In contrast, high-yield bonds, including those rated BB+ or below as well as non-rated bonds, continue to face significant fundraising challenges. Subscription rates for these securities have fallen below 60%, "underscoring lingering concerns about default risks and financial stability among weaker issuers", noted K-Research.
The trend highlights a growing focus on credit quality, resulting in capital flows being directed primarily towards financially strong companies while riskier issuers face higher financing costs and limited market access, said the think tank.
Funding conditions have also become less favourable. Thai government bond yields rose in line with global bond market trends and increased domestic government borrowing. As a result, yields on three-year corporate bonds across all major credit ratings, comprising AAA, AA, A and BBB, have risen by 10-18 basis points compared with the end of 2025.
"The increase in borrowing costs led some companies to postpone bond offerings or raise funds only when necessary," said K-Research.
FLIGHT TO QUALITY
The centre said the biggest risk facing the market is not widespread contagion, but the refinancing ability of weaker issuers, particularly those that previously underwent debt restructuring. Bonds experiencing debt servicing problems account for 2% of total outstanding corporate bonds. Of this group, roughly 0.2% are already in default, while 1.8% have undergone debt restructuring.

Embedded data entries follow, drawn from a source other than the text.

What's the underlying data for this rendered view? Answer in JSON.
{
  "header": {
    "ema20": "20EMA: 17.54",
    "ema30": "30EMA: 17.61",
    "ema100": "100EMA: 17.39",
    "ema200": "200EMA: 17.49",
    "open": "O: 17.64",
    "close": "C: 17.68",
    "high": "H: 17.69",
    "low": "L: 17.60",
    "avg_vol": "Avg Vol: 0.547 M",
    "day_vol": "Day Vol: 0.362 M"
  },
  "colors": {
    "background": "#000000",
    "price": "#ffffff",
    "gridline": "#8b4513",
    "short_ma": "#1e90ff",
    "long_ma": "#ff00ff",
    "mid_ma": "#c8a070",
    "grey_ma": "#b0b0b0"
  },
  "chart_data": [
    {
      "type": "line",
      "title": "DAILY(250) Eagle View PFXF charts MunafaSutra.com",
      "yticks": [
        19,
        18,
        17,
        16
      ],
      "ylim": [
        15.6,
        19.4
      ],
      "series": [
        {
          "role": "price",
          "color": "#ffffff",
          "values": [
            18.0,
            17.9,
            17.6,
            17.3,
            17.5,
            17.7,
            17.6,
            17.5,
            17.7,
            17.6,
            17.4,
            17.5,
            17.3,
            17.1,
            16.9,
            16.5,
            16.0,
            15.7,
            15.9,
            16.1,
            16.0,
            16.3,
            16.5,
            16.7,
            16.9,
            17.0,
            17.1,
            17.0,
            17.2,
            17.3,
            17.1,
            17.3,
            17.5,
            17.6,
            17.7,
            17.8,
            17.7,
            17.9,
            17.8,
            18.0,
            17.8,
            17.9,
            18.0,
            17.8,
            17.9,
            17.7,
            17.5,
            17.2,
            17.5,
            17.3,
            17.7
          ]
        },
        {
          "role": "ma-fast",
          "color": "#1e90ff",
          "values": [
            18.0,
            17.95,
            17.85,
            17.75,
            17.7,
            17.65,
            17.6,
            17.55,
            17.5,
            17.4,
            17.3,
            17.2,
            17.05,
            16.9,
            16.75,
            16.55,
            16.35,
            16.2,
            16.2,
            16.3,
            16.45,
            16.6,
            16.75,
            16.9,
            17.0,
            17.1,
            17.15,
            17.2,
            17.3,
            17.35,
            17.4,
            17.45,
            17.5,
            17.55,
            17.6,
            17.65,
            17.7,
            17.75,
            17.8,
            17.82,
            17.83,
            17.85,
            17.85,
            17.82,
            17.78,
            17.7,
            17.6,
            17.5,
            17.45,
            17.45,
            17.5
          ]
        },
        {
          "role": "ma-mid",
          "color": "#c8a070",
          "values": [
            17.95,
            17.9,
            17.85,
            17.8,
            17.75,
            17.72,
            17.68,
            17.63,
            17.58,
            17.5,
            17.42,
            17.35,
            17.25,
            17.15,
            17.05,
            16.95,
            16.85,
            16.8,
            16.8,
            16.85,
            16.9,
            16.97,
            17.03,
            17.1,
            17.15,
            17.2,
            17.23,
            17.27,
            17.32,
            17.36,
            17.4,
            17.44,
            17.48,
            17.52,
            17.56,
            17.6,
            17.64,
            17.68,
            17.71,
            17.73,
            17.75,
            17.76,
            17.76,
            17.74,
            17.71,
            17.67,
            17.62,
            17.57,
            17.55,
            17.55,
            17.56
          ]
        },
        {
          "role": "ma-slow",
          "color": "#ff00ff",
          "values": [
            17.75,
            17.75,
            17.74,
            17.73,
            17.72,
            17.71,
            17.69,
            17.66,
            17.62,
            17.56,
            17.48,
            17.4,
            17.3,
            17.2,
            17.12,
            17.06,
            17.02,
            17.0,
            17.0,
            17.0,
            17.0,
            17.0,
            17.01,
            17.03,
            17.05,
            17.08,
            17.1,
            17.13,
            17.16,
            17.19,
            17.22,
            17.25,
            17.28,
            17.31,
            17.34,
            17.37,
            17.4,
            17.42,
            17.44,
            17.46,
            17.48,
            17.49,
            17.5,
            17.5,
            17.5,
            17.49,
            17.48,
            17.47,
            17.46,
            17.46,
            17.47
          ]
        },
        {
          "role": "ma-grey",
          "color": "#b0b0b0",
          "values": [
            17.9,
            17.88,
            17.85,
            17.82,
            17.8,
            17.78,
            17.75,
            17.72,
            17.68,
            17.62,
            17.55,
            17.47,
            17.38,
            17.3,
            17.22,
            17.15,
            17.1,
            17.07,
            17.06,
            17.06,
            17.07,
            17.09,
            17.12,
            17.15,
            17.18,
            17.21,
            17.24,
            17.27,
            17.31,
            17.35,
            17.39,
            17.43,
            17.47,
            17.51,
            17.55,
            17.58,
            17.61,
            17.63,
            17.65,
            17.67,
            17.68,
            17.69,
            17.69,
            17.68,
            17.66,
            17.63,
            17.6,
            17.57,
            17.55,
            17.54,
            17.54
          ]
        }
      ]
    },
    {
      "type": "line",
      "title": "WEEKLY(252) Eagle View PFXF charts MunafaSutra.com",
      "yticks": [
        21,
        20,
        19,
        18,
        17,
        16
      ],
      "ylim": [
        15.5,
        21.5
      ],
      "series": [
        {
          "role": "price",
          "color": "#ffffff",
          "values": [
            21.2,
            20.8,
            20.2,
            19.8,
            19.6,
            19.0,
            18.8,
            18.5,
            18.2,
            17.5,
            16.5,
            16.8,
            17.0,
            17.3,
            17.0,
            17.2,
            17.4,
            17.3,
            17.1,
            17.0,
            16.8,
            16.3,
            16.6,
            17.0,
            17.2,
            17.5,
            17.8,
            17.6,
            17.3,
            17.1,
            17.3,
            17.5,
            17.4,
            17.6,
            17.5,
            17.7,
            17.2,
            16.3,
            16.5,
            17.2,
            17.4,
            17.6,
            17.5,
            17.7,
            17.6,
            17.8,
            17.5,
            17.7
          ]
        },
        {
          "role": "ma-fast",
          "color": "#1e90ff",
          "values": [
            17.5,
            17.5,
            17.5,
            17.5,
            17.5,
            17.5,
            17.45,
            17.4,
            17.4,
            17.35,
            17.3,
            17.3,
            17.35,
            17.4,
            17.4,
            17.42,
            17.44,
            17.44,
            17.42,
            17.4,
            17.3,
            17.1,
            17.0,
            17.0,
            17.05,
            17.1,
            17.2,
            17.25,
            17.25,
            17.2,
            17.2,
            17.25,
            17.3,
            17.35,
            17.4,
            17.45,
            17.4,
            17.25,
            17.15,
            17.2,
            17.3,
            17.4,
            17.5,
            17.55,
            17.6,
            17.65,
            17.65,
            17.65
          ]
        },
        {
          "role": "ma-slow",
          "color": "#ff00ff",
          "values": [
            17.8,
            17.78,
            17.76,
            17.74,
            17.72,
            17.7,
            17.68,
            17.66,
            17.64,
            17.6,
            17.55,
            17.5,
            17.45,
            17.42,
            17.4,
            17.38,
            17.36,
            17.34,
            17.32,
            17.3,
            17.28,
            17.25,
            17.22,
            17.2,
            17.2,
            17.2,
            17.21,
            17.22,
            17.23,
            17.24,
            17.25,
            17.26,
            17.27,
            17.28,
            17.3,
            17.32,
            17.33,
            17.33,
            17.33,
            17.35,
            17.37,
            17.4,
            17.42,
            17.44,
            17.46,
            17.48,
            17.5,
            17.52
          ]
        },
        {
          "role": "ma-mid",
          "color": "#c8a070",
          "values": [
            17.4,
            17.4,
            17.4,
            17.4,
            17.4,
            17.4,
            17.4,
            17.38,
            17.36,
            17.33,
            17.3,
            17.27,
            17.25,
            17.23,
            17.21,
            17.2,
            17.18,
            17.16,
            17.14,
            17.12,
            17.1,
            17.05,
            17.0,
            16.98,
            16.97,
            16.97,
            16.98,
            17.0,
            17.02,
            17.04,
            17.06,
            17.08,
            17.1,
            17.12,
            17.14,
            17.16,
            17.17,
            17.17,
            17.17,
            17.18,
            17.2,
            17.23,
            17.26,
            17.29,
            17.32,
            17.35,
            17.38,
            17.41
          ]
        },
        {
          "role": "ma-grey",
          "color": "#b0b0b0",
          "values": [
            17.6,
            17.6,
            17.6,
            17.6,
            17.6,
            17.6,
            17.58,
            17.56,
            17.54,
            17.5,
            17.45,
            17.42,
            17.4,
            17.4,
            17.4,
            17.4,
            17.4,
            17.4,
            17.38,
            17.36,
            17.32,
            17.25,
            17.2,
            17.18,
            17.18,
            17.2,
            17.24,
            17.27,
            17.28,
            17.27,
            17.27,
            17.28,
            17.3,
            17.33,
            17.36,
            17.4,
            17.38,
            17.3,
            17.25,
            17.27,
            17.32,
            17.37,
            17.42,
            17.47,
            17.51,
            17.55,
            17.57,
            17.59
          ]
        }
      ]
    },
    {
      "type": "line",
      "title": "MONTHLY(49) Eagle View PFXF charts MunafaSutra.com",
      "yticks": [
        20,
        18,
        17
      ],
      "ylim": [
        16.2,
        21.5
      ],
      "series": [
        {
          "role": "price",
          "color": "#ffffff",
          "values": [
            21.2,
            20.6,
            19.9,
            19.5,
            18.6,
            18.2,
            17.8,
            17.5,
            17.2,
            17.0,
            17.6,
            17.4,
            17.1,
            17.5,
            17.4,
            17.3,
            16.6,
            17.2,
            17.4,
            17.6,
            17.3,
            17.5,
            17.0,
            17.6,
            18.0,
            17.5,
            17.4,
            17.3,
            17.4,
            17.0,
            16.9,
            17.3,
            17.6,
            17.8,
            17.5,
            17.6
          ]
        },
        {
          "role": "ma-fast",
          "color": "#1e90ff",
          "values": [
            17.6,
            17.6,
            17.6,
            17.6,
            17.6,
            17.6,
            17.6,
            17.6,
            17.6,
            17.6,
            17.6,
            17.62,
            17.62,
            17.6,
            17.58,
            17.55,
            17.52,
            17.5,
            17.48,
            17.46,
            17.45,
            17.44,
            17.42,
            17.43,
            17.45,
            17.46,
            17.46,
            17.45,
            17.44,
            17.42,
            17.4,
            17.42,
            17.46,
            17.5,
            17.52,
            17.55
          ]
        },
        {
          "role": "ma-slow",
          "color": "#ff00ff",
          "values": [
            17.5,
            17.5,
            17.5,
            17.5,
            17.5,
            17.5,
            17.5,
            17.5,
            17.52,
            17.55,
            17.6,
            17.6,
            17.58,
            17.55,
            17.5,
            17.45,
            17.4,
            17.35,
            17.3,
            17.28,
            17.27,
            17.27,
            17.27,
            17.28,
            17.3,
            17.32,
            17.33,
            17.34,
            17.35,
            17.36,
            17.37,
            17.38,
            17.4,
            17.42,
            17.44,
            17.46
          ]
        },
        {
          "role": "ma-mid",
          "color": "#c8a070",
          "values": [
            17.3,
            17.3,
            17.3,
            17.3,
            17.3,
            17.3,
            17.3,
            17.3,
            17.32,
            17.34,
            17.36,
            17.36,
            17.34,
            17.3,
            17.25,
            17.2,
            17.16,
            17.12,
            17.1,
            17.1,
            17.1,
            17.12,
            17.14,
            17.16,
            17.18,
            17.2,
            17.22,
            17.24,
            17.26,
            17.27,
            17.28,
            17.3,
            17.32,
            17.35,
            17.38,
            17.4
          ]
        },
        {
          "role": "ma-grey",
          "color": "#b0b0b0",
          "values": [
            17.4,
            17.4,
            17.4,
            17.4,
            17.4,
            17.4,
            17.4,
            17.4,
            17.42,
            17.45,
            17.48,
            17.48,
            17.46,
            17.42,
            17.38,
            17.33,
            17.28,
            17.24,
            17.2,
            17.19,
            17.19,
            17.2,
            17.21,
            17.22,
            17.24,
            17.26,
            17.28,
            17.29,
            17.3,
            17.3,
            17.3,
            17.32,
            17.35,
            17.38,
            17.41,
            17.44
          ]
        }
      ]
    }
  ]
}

Although restructuring eased short-term liquidity pressures, it does not eliminate credit risk. K-Research estimates restructured bonds worth roughly 4.9 billion baht will mature in the second half of 2026, followed by 12.9 billion baht in 2027.
If issuers fail to restore their financial strength, these bonds could face renewed repayment difficulties. Investors should monitor upcoming maturities among high-yield and non-rated issuers, especially those with fragile balance sheets, weak cash flow recovery, or limited access to new financing, said K-Research.